Segundo a Secretaria de Educação, todas as escolas da rede contam com a garantia da presença dos PDAs, aprovados em curso de formação específico, promovido todos os anos pelo Departamento de Inclusão e Atenção ao Educando (DIAE). Neste ano, a edição deste curso iniciou em março, contando com carga horária de 60 horas e abordando os fundamentos da educação inclusiva, da mediação pedagógica e da acessibilidade.
O órgão afirmou que, para atuar nas Salas de Recursos Multifuncionais, com criação e universalização previstas pela mesma lei municipal, os professores devem cursar a formação “Práticas em Atendimento Educacional Especializado”, oferecida pela secretaria. O curso propõe desenvolver fundamentos teóricos e metodológicos essenciais para a condução das práticas pedagógicas inclusivas.
Ao ser questionada se as PDAs são supervisionadas e recebem apoio por parte da secretaria da área ou de algum departamento, a Prefeitura afirmou que: “com relação às eventuais demandas e reclamações dos professores, a Secretaria de Educação as encaminha de acordo com a Política Nacional de Educação Especial na perspectiva da Educação Inclusiva/2008”. Quanto à questão sobre reclamações destes professores sobre sobrecarga de trabalho e sobre dificuldades enfrentadas no dia a dia, o Município não respondeu.

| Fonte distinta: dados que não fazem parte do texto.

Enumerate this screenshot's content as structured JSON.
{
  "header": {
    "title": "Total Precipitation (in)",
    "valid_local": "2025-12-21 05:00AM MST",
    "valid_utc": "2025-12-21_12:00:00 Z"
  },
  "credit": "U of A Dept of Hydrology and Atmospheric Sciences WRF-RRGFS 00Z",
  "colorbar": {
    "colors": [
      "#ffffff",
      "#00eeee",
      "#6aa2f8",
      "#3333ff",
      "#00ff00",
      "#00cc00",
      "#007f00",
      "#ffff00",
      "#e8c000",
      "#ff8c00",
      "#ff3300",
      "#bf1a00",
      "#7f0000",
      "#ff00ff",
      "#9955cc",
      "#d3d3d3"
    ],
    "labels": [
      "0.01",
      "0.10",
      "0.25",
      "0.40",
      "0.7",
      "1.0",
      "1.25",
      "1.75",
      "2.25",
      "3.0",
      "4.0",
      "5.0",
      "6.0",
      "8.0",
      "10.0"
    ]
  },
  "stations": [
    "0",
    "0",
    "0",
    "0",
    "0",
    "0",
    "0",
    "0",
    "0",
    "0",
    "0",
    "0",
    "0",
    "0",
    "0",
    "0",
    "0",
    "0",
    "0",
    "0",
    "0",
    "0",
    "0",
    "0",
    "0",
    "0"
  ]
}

Sindicato luta por ampliação do quadro
De acordo com o Sindicato dos Professores de Juiz de Fora (Sinpro-JF) nas escolas municipais da cidade são professores licenciados que atuam na Educação Inclusiva, profissionais que devem passar por formações contínuas e específicas, para que sejam qualificados para o exercício da função de apoio. “A regra constante na Resolução da Secretaria de Educação para a organização das escolas aponta que quando há mais de dois alunos com deficiência, o número máximo de alunos em sala deve ser reduzido em cinco.”
A recomendação do sindicato é de que eventuais dificuldades sejam orientadas pelas coordenações pedagógicas e direções escolares, além da possibilidade de mediação da Secretaria de Educação e do acompanhamento do sindicato. Quantos às questões dos alunos, devem ser tratadas pelos profissionais que atuam junto deles, como os professores de apoio, a equipe da gestão escolar e os profissionais que atuam nos Atendimentos Educacionais Especializados e nos Centros Educacionais Especializados.
A representação ainda ressaltou que a categoria, ao lado do Sinpro-JF, reivindica o aumento da contratação de professores de Atendimento Educacional Especializado (AEE) e a ampliação das salas de AEE para todas as escolas da cidade.